La Cour, qui siège à Strasbourg, a condamné la France pour violation de l'article 8 de la Convention européenne des droits de l'homme, relatif au droit au respect de la vie privée et familiale.

Dans son arrêt, la CEDH rappelle que "tout acte sexuel non consenti est constitutif d'une forme de violence sexuelle".

Constatant que le refus de se soumettre au devoir conjugal peut, dans les conditions prévues à l'article 242 du code civil, être considéré comme une faute justifiant le prononcé du divorce, la Cour souligne que "l'existence même d'une telle obligation matrimoniale est à la fois contraire à la liberté sexuelle et au droit de disposer de son corps et à l'obligation positive de prévention qui pèse sur les États contractants en matière de lutte contre les violences domestiques et sexuelles".

"La Cour ne saurait admettre, comme le suggère le gouvernement, que le consentement au mariage emporte un consentement aux relations sexuelles futures. Une telle justification serait de nature à ôter au viol conjugal son caractère répréhensible", insiste la CEDH.

- "Vision archaïque de la famille" -

La requérante, qui souhaite conserver l'anonymat, avait demandé le divorce en 2012.
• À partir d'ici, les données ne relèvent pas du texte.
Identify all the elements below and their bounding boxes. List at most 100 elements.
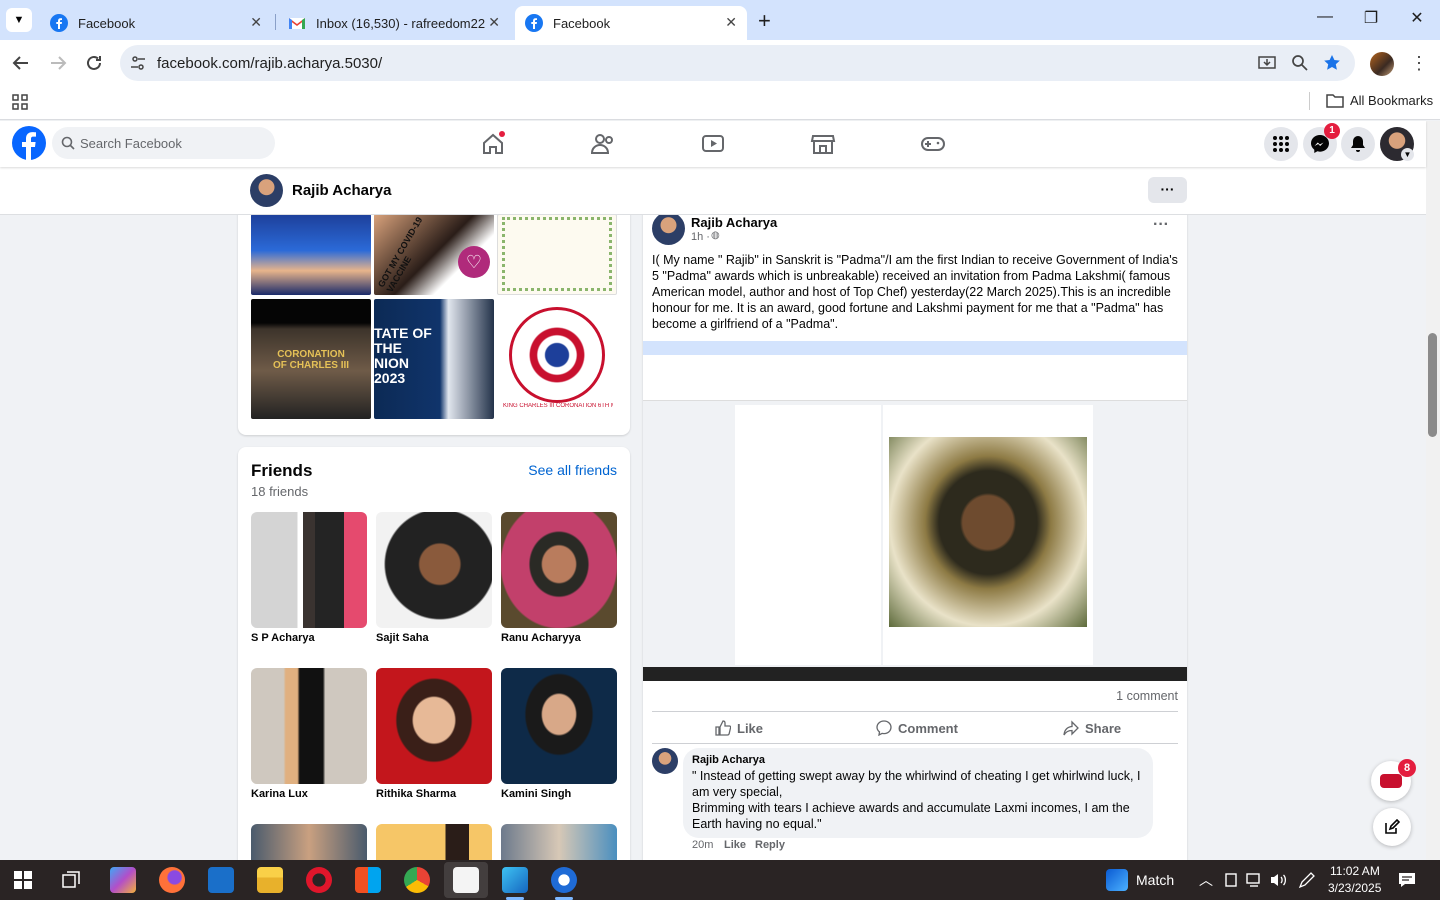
snipping-tool-icon[interactable] <box>551 867 577 893</box>
volume-icon[interactable] <box>1270 872 1288 888</box>
profile-avatar[interactable] <box>1370 52 1394 76</box>
photo-tile-4[interactable]: CORONATION OF CHARLES III <box>251 299 371 419</box>
profile-avatar-small[interactable] <box>250 174 283 207</box>
img-taskbar <box>643 667 1187 681</box>
profile-more-button[interactable]: ··· <box>1148 177 1187 203</box>
friend-name[interactable]: Kamini Singh <box>501 788 571 800</box>
task-view-icon[interactable] <box>62 871 80 889</box>
clock-date[interactable]: 3/23/2025 <box>1328 881 1381 895</box>
comment-count[interactable]: 1 comment <box>1116 689 1178 703</box>
comment-label: Comment <box>898 720 958 736</box>
tab-facebook-2[interactable]: Facebook ✕ <box>515 6 747 40</box>
all-bookmarks-link[interactable]: All Bookmarks <box>1350 93 1433 108</box>
new-message-button[interactable] <box>1373 808 1411 846</box>
file-explorer-icon[interactable] <box>257 867 283 893</box>
facebook-search-input[interactable]: Search Facebook <box>52 127 275 159</box>
windows-start-icon[interactable] <box>14 871 32 889</box>
close-window-icon[interactable]: ✕ <box>1402 8 1432 28</box>
post-author-avatar[interactable] <box>652 212 685 245</box>
minimize-icon[interactable]: — <box>1310 8 1340 26</box>
maximize-icon[interactable]: ❐ <box>1356 8 1386 28</box>
network-icon[interactable] <box>1246 872 1264 888</box>
facebook-logo-icon[interactable] <box>12 126 46 160</box>
site-settings-icon[interactable] <box>130 55 146 71</box>
comment-like-link[interactable]: Like <box>724 839 746 851</box>
comment-author[interactable]: Rajib Acharya <box>692 754 765 766</box>
close-tab-icon[interactable]: ✕ <box>250 14 262 31</box>
tab-gmail[interactable]: Inbox (16,530) - rafreedom22@ ✕ <box>278 6 510 40</box>
post-image[interactable] <box>643 341 1187 681</box>
chevron-up-icon[interactable]: ︿ <box>1199 870 1213 890</box>
menu-grid-button[interactable] <box>1264 127 1298 161</box>
weather-widget-icon[interactable] <box>1106 869 1128 891</box>
gaming-icon[interactable] <box>920 131 946 157</box>
post-author-name[interactable]: Rajib Acharya <box>691 215 777 230</box>
post-options-icon[interactable]: ··· <box>1153 216 1169 234</box>
friend-name[interactable]: Karina Lux <box>251 788 308 800</box>
photo-caption: KING CHARLES III CORONATION 6TH MAY 2023 <box>503 403 613 409</box>
windows-taskbar: Match ︿ 11:02 AM 3/23/2025 <box>0 860 1440 900</box>
reload-icon[interactable] <box>83 52 105 74</box>
friend-photo[interactable] <box>376 668 492 784</box>
clock-time[interactable]: 11:02 AM <box>1330 864 1380 878</box>
close-tab-icon[interactable]: ✕ <box>488 14 500 31</box>
chevron-down-icon[interactable]: ▼ <box>1401 148 1414 161</box>
opera-icon[interactable] <box>306 867 332 893</box>
photo-tile-3[interactable] <box>497 214 617 295</box>
post-timestamp[interactable]: 1h · <box>691 231 710 243</box>
comment-reply-link[interactable]: Reply <box>755 839 785 851</box>
device-icon[interactable] <box>1223 872 1239 888</box>
photos-app-icon[interactable] <box>502 867 528 893</box>
photo-tile-5[interactable]: TATE OF THE NION 2023 <box>374 299 494 419</box>
browser-menu-icon[interactable]: ⋮ <box>1410 52 1428 74</box>
close-tab-icon[interactable]: ✕ <box>725 14 737 31</box>
friends-icon[interactable] <box>590 131 616 157</box>
marketplace-icon[interactable] <box>810 131 836 157</box>
notification-center-icon[interactable] <box>1398 871 1416 889</box>
friend-name[interactable]: Ranu Acharyya <box>501 632 581 644</box>
comment-text: " Instead of getting swept away by the w… <box>692 769 1141 831</box>
comment-button[interactable]: Comment <box>876 717 966 739</box>
scrollbar-thumb[interactable] <box>1428 333 1437 437</box>
copilot-icon[interactable] <box>110 867 136 893</box>
profile-name[interactable]: Rajib Acharya <box>292 182 392 199</box>
comment-time[interactable]: 20m <box>692 839 713 851</box>
bookmarks-bar: All Bookmarks <box>0 86 1440 120</box>
weather-widget-label[interactable]: Match <box>1136 872 1174 888</box>
friend-photo[interactable] <box>376 512 492 628</box>
microsoft-store-icon[interactable] <box>355 867 381 893</box>
notifications-button[interactable] <box>1341 127 1375 161</box>
install-app-icon[interactable] <box>1258 54 1276 72</box>
apps-grid-icon[interactable] <box>12 94 28 110</box>
tab-list-button[interactable]: ▼ <box>6 8 32 32</box>
friend-name[interactable]: Sajit Saha <box>376 632 429 644</box>
like-button[interactable]: Like <box>715 717 775 739</box>
forward-arrow-icon[interactable] <box>47 52 69 74</box>
comment-author-avatar[interactable] <box>652 748 678 774</box>
photo-tile-1[interactable] <box>251 214 371 295</box>
friend-photo[interactable] <box>501 668 617 784</box>
watch-video-icon[interactable] <box>700 131 726 157</box>
tab-facebook-1[interactable]: Facebook ✕ <box>40 6 272 40</box>
friend-name[interactable]: Rithika Sharma <box>376 788 456 800</box>
remote-desktop-icon[interactable] <box>208 867 234 893</box>
address-bar[interactable]: facebook.com/rajib.acharya.5030/ <box>120 45 1355 81</box>
friend-photo[interactable] <box>251 512 367 628</box>
friend-photo[interactable] <box>251 668 367 784</box>
page-scrollbar[interactable] <box>1426 121 1440 860</box>
google-chrome-icon[interactable] <box>404 867 430 893</box>
img-photo <box>889 437 1087 627</box>
share-button[interactable]: Share <box>1063 717 1133 739</box>
new-tab-button[interactable]: + <box>758 8 771 34</box>
friend-name[interactable]: S P Acharya <box>251 632 315 644</box>
back-arrow-icon[interactable] <box>10 52 32 74</box>
bookmark-star-icon[interactable] <box>1323 54 1341 72</box>
zoom-icon[interactable] <box>1291 54 1309 72</box>
firefox-icon[interactable] <box>159 867 185 893</box>
photo-tile-6[interactable]: KING CHARLES III CORONATION 6TH MAY 2023 <box>497 299 617 419</box>
friend-photo[interactable] <box>501 512 617 628</box>
photo-tile-2[interactable]: GOT MY COVID-19 VACCINE ♡ <box>374 214 494 295</box>
see-all-friends-link[interactable]: See all friends <box>528 462 617 478</box>
home-icon[interactable] <box>480 131 506 157</box>
pen-icon[interactable] <box>1298 871 1316 889</box>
En juillet 2018, le juge aux affaires familiales du tribunal de grande instance de Versailles avait estimé que le divorce ne pouvait pas être prononcé pour faute et que les problèmes de santé de l'épouse étaient de nature à justifier l'absence durable de sexualité au sein du couple.
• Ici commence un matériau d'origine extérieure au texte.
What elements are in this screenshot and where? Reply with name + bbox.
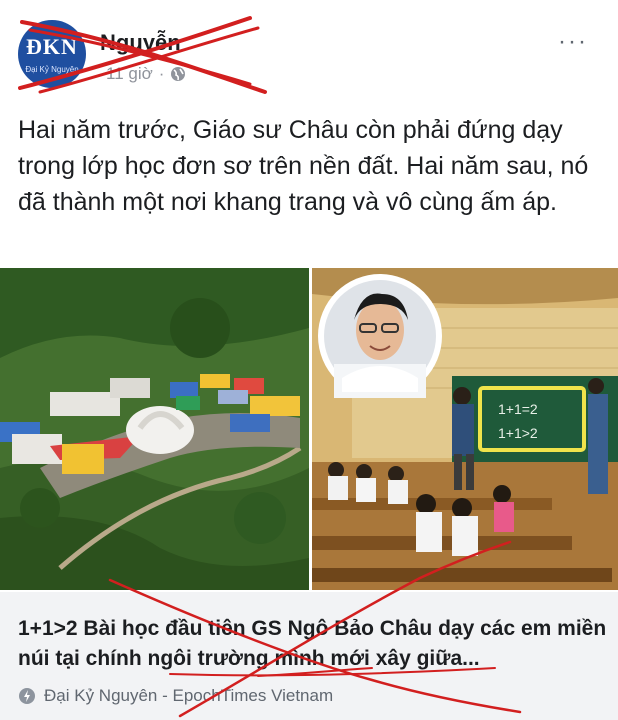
verified-source-icon bbox=[19, 688, 35, 704]
classroom-photo[interactable]: 1+1=2 1+1>2 bbox=[312, 268, 618, 590]
link-source: Đại Kỷ Nguyên - EpochTimes Vietnam bbox=[18, 686, 333, 706]
page-avatar[interactable]: ĐKN Đại Kỷ Nguyên bbox=[18, 20, 86, 88]
post-header: ĐKN Đại Kỷ Nguyên Nguyễn 11 giờ · ··· bbox=[0, 0, 618, 110]
globe-icon bbox=[171, 67, 186, 81]
facebook-post: ĐKN Đại Kỷ Nguyên Nguyễn 11 giờ · ··· Ha… bbox=[0, 0, 618, 720]
avatar-logo-subtext: Đại Kỷ Nguyên bbox=[25, 65, 79, 74]
link-preview-card[interactable]: 1+1>2 Bài học đầu tiên GS Ngô Bảo Châu d… bbox=[0, 592, 618, 720]
avatar-logo-text: ĐKN bbox=[26, 34, 78, 59]
school-aerial-illustration bbox=[0, 268, 309, 590]
blackboard-line-2: 1+1>2 bbox=[498, 425, 538, 441]
page-name[interactable]: Nguyễn bbox=[100, 30, 181, 56]
school-aerial-photo[interactable] bbox=[0, 268, 309, 590]
post-message: Hai năm trước, Giáo sư Châu còn phải đứn… bbox=[18, 116, 589, 216]
classroom-illustration: 1+1=2 1+1>2 bbox=[312, 268, 618, 590]
blackboard-line-1: 1+1=2 bbox=[498, 401, 538, 417]
post-image-collage[interactable]: 1+1=2 1+1>2 bbox=[0, 268, 618, 590]
link-title[interactable]: 1+1>2 Bài học đầu tiên GS Ngô Bảo Châu d… bbox=[18, 614, 608, 674]
post-timestamp[interactable]: 11 giờ bbox=[106, 64, 153, 84]
more-options-button[interactable]: ··· bbox=[558, 28, 588, 56]
meta-separator: · bbox=[158, 64, 165, 83]
post-meta: 11 giờ · bbox=[106, 64, 186, 84]
link-source-text: Đại Kỷ Nguyên - EpochTimes Vietnam bbox=[44, 686, 334, 705]
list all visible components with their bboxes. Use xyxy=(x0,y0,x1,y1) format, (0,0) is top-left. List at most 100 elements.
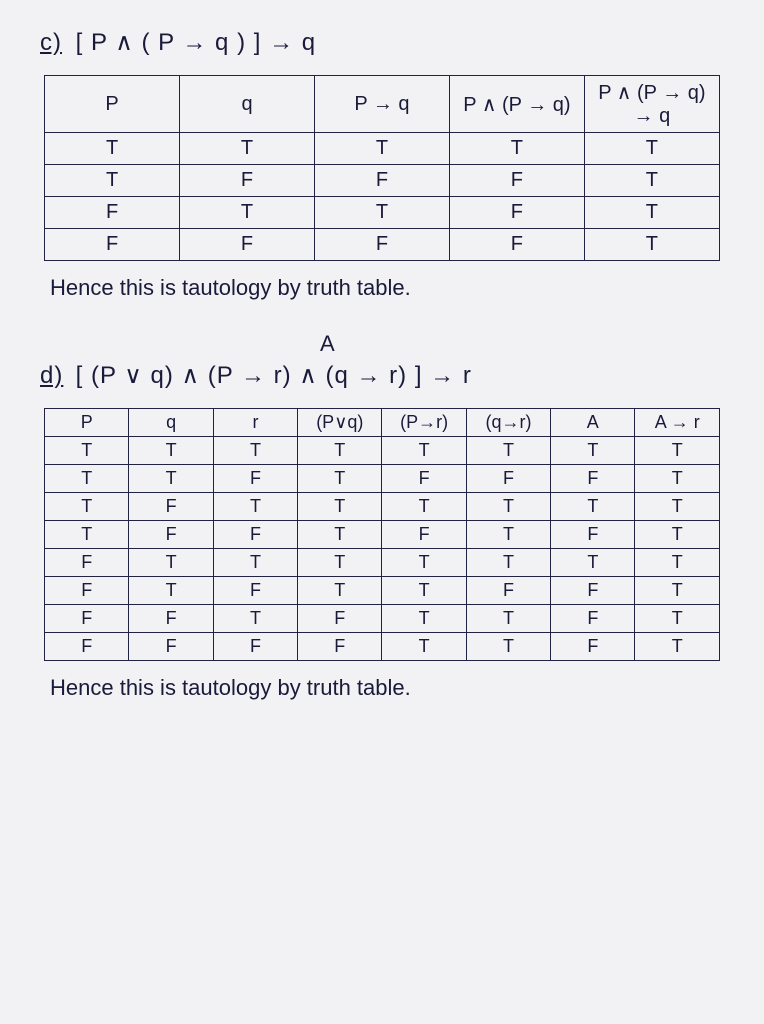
cell: F xyxy=(129,521,213,549)
cell: F xyxy=(449,197,584,229)
cell: T xyxy=(213,605,297,633)
cell: T xyxy=(298,521,382,549)
table-row: F T T F T xyxy=(45,197,720,229)
cell: T xyxy=(466,437,550,465)
cell: T xyxy=(180,197,315,229)
col-header: (q→r) xyxy=(466,409,550,437)
cell: F xyxy=(382,521,466,549)
table-row: TFTTTTTT xyxy=(45,493,720,521)
cell: T xyxy=(213,437,297,465)
cell: F xyxy=(298,633,382,661)
table-row: FTFTTFFT xyxy=(45,577,720,605)
cell: T xyxy=(584,197,719,229)
part-d-conclusion: Hence this is tautology by truth table. xyxy=(50,675,734,701)
cell: F xyxy=(551,605,635,633)
cell: F xyxy=(314,165,449,197)
part-c-conclusion: Hence this is tautology by truth table. xyxy=(50,275,734,301)
cell: T xyxy=(635,493,719,521)
cell: T xyxy=(298,549,382,577)
cell: F xyxy=(45,549,129,577)
cell: F xyxy=(213,577,297,605)
cell: T xyxy=(584,165,719,197)
cell: T xyxy=(635,437,719,465)
cell: T xyxy=(382,605,466,633)
cell: T xyxy=(635,465,719,493)
col-header: P xyxy=(45,76,180,133)
cell: T xyxy=(466,605,550,633)
cell: F xyxy=(466,577,550,605)
truth-table-d: P q r (P∨q) (P→r) (q→r) A A → r TTTTTTTT… xyxy=(44,408,720,661)
col-header: q xyxy=(180,76,315,133)
cell: F xyxy=(449,165,584,197)
cell: T xyxy=(382,633,466,661)
cell: T xyxy=(466,633,550,661)
cell: F xyxy=(129,605,213,633)
cell: T xyxy=(466,493,550,521)
cell: T xyxy=(635,521,719,549)
cell: T xyxy=(382,577,466,605)
cell: F xyxy=(382,465,466,493)
table-row: T F F F T xyxy=(45,165,720,197)
table-header-row: P q r (P∨q) (P→r) (q→r) A A → r xyxy=(45,409,720,437)
cell: F xyxy=(298,605,382,633)
cell: T xyxy=(213,549,297,577)
table-row: T T T T T xyxy=(45,133,720,165)
part-c-expression: c) [ P ∧ ( P → q ) ] → q xyxy=(40,28,734,57)
cell: F xyxy=(45,577,129,605)
cell: T xyxy=(180,133,315,165)
cell: T xyxy=(45,465,129,493)
part-c-formula: [ P ∧ ( P → q ) ] → q xyxy=(76,29,316,56)
table-row: FTTTTTTT xyxy=(45,549,720,577)
col-header: P → q xyxy=(314,76,449,133)
cell: T xyxy=(635,577,719,605)
table-row: TTTTTTTT xyxy=(45,437,720,465)
a-bracket-label: A xyxy=(30,331,734,357)
cell: F xyxy=(45,633,129,661)
cell: T xyxy=(584,133,719,165)
cell: F xyxy=(213,633,297,661)
table-row: TTFTFFFT xyxy=(45,465,720,493)
cell: T xyxy=(45,133,180,165)
cell: F xyxy=(551,577,635,605)
cell: F xyxy=(314,229,449,261)
cell: T xyxy=(466,521,550,549)
col-header: r xyxy=(213,409,297,437)
col-header: q xyxy=(129,409,213,437)
table-row: FFFFTTFT xyxy=(45,633,720,661)
cell: F xyxy=(129,633,213,661)
cell: T xyxy=(635,605,719,633)
cell: T xyxy=(314,133,449,165)
cell: T xyxy=(584,229,719,261)
col-header: (P∨q) xyxy=(298,409,382,437)
cell: T xyxy=(45,437,129,465)
part-c-label: c) xyxy=(40,29,68,57)
cell: T xyxy=(551,437,635,465)
truth-table-c: P q P → q P ∧ (P → q) P ∧ (P → q) → q T … xyxy=(44,75,720,261)
part-d-formula: [ (P ∨ q) ∧ (P → r) ∧ (q → r) ] → r xyxy=(76,362,472,389)
cell: T xyxy=(551,549,635,577)
part-d-expression: d) [ (P ∨ q) ∧ (P → r) ∧ (q → r) ] → r xyxy=(40,361,734,390)
cell: T xyxy=(129,437,213,465)
cell: T xyxy=(314,197,449,229)
cell: F xyxy=(551,521,635,549)
cell: T xyxy=(45,165,180,197)
cell: T xyxy=(298,577,382,605)
cell: F xyxy=(466,465,550,493)
col-header: A xyxy=(551,409,635,437)
a-letter: A xyxy=(320,331,335,357)
page: c) [ P ∧ ( P → q ) ] → q P q P → q P ∧ (… xyxy=(0,0,764,1024)
col-header: A → r xyxy=(635,409,719,437)
cell: T xyxy=(298,465,382,493)
cell: F xyxy=(551,465,635,493)
cell: T xyxy=(129,577,213,605)
cell: F xyxy=(551,633,635,661)
cell: T xyxy=(298,493,382,521)
part-d-label: d) xyxy=(40,362,68,390)
cell: T xyxy=(466,549,550,577)
table-row: TFFTFTFT xyxy=(45,521,720,549)
table-row: FFTFTTFT xyxy=(45,605,720,633)
cell: T xyxy=(129,549,213,577)
col-header: (P→r) xyxy=(382,409,466,437)
cell: F xyxy=(45,229,180,261)
table-header-row: P q P → q P ∧ (P → q) P ∧ (P → q) → q xyxy=(45,76,720,133)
Mais en 2019, la cour d'appel de Versailles avait prononcé le divorce aux torts exclusifs de l'épouse, retenant comme une "faute" son refus des "relations intimes avec son mari".

La requérante avait formé un pourvoi en cassation, qui avait été rejeté.

L'épouse avait saisi la CEDH en 2021, soutenue par le Collectif féministe contre le viol (CFCV) et la Fondation des femmes. "Il m'était impossible de l'accepter et d'en rester là", a-t-elle expliqué jeudi dans un communiqué.

"La décision de la Cour d'appel me condamnant était et est indigne d'une société civilisée car elle m'a refusé le droit de ne pas consentir à des relations sexuelles, me privant de ma liberté de décider de mon corps. Elle a conforté mon époux et tous les époux dans +un droit à imposer leur volonté+".

Se réjouissant de la décision de la CEDH, la sexagénaire, mère de quatre enfants, a estimé que "cette victoire est pour toutes les femmes qui comme moi, se retrouvent confrontées à des décisions judiciaires aberrantes et injustes, remettant en cause leur intégrité corporelle et leur droit à l'intimité".

L'une de ses avocates, Delphine Zoughebi a affirmé que "désormais, le mariage n'est plus une servitude sexuelle. Cette décision est d'autant plus fondamentale que près d'un viol sur deux est commis par le conjoint ou le concubin".